Modifications in clusterization procedures for heavy-ion collisions: minimum spanning tree, simulated annealing, coalescence
Viktar Kireyeu
TL;DR
The paper presents the open-source Common Clusterization Library (CCL) for flexible cluster identification in transport models of heavy-ion collisions, implementing MST via DSU, SACA/SA, a two-pass SA chain (CCL SA), stable-cluster tracking (sMST), box-like coalescence, and a mixed coalescence with negative binding-energy criteria. Through systematic comparisons against ALADiN and NA49 data, it shows that DSU-based MST matches full MST results with reduced computation time, SA-based methods improve early-time binding-energy behavior, and the coalescence variants complemented by sMST yield improved agreement across observables. The results highlight the importance of time-dependent parameter choices and online tracking for accurate cluster yields, and demonstrate the utility of CCL as a portable, extensible framework across transport codes.
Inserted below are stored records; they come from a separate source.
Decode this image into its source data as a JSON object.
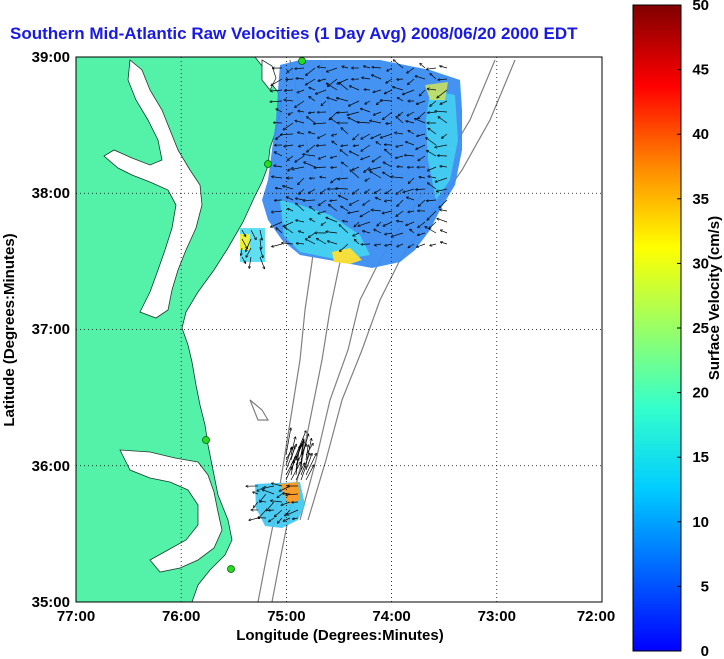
{
  "title": "Southern Mid-Atlantic Raw Velocities (1 Day Avg) 2008/06/20 2000 EDT",
  "x_axis": {
    "label": "Longitude (Degrees:Minutes)",
    "ticks": [
      "77:00",
      "76:00",
      "75:00",
      "74:00",
      "73:00",
      "72:00"
    ]
  },
  "y_axis": {
    "label": "Latitude (Degrees:Minutes)",
    "ticks": [
      "39:00",
      "38:00",
      "37:00",
      "36:00",
      "35:00"
    ]
  },
  "colorbar": {
    "label": "Surface Velocity (cm/s)",
    "min": 0,
    "max": 50,
    "ticks": [
      "50",
      "45",
      "40",
      "35",
      "30",
      "25",
      "20",
      "15",
      "10",
      "5",
      "0"
    ]
  },
  "colors": {
    "land": "#54f2a8",
    "title": "#1919e6",
    "station": "#22dd22"
  },
  "map_extent": {
    "lon": [
      -77,
      -72
    ],
    "lat": [
      35,
      39
    ]
  }
}
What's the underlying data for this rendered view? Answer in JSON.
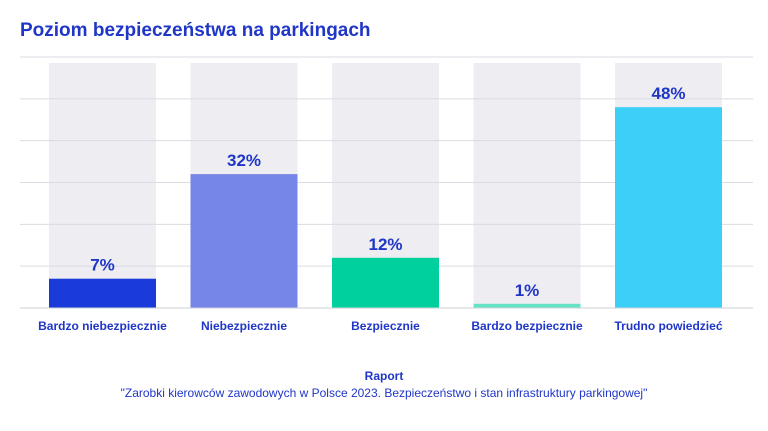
{
  "chart_data": {
    "type": "bar",
    "title": "Poziom bezpieczeństwa na parkingach",
    "categories": [
      "Bardzo niebezpiecznie",
      "Niebezpiecznie",
      "Bezpiecznie",
      "Bardzo bezpiecznie",
      "Trudno powiedzieć"
    ],
    "values": [
      7,
      32,
      12,
      1,
      48
    ],
    "value_labels": [
      "7%",
      "32%",
      "12%",
      "1%",
      "48%"
    ],
    "colors": [
      "#1a3bd9",
      "#7585e8",
      "#00cf9e",
      "#66e3c4",
      "#3ccff7"
    ],
    "background_bar_color": "#ededf2",
    "ylim": [
      0,
      60
    ],
    "grid": true,
    "xlabel": "",
    "ylabel": ""
  },
  "footer": {
    "title": "Raport",
    "subtitle": "\"Zarobki kierowców zawodowych w Polsce 2023. Bezpieczeństwo i stan infrastruktury parkingowej\""
  }
}
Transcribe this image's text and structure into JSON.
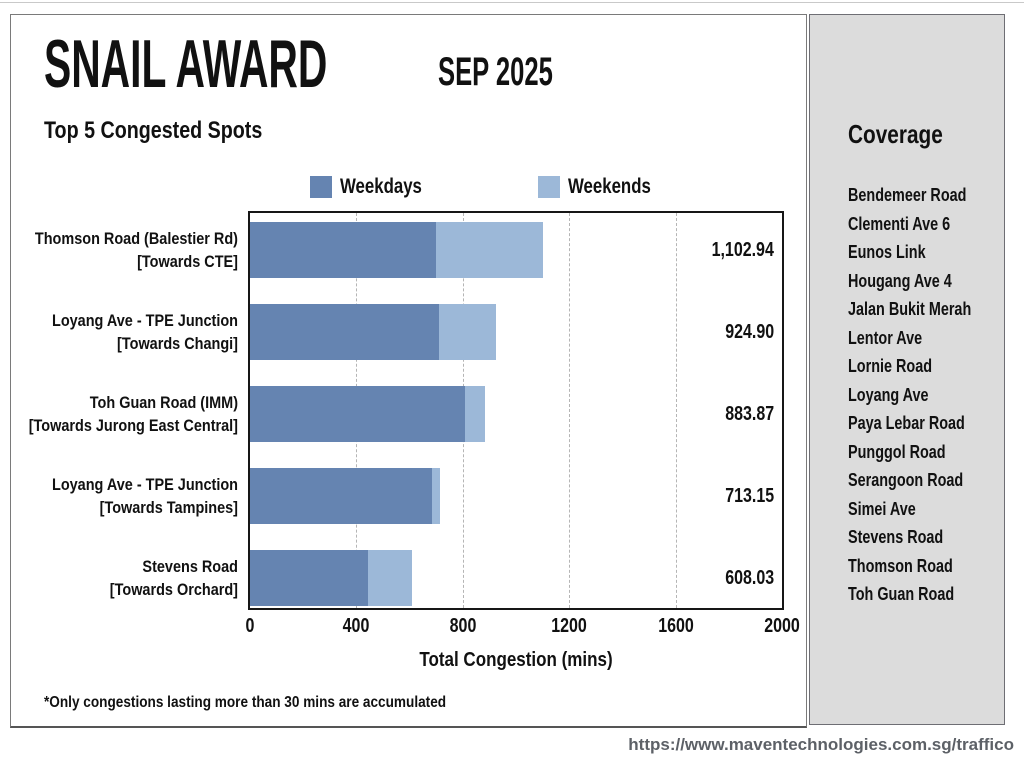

Overall, CCL provides fast, open-access tools for robust cluster reconstruction and parameter studies in heavy-ion collision simulations, with practical implications for isotope and hypernuclei production modeling.
Abstract
A new open-source cluster finding library ''Common Clusterization Library'' (CCL) is proposed to describe the clusters production when applied to the transport codes. The new library was applied to the Parton-Hadron-Quantum-Molecular Dynamics approach to be comparable with the established and well known MST and SACA implementations on the exactly same set of the events. The presented procedures were tested with rapidity density distributions and complex observables like $\langle M_{imf} \rangle$ and $\langle Z_{\text{max}} \rangle$ vs $Z_{bound}2$ at the energies of ALADiN and NA49 experiments. An improvement to the simulated annealing chain is proposed to reduce the computational time. The new stable clusters tracking algorithm for the ''lost'' cluster recovering is presented. The results of the ''box-like'' coalescence procedure and a mixed method which incorporates the coalescence algorithm steps and the negative binding energy criteria are presented. The difference between the Helium-3 found by the MST-based cluster finding procedure and the coalescence algorithm applied on the exactly same set of events and baryons is shown for the first time.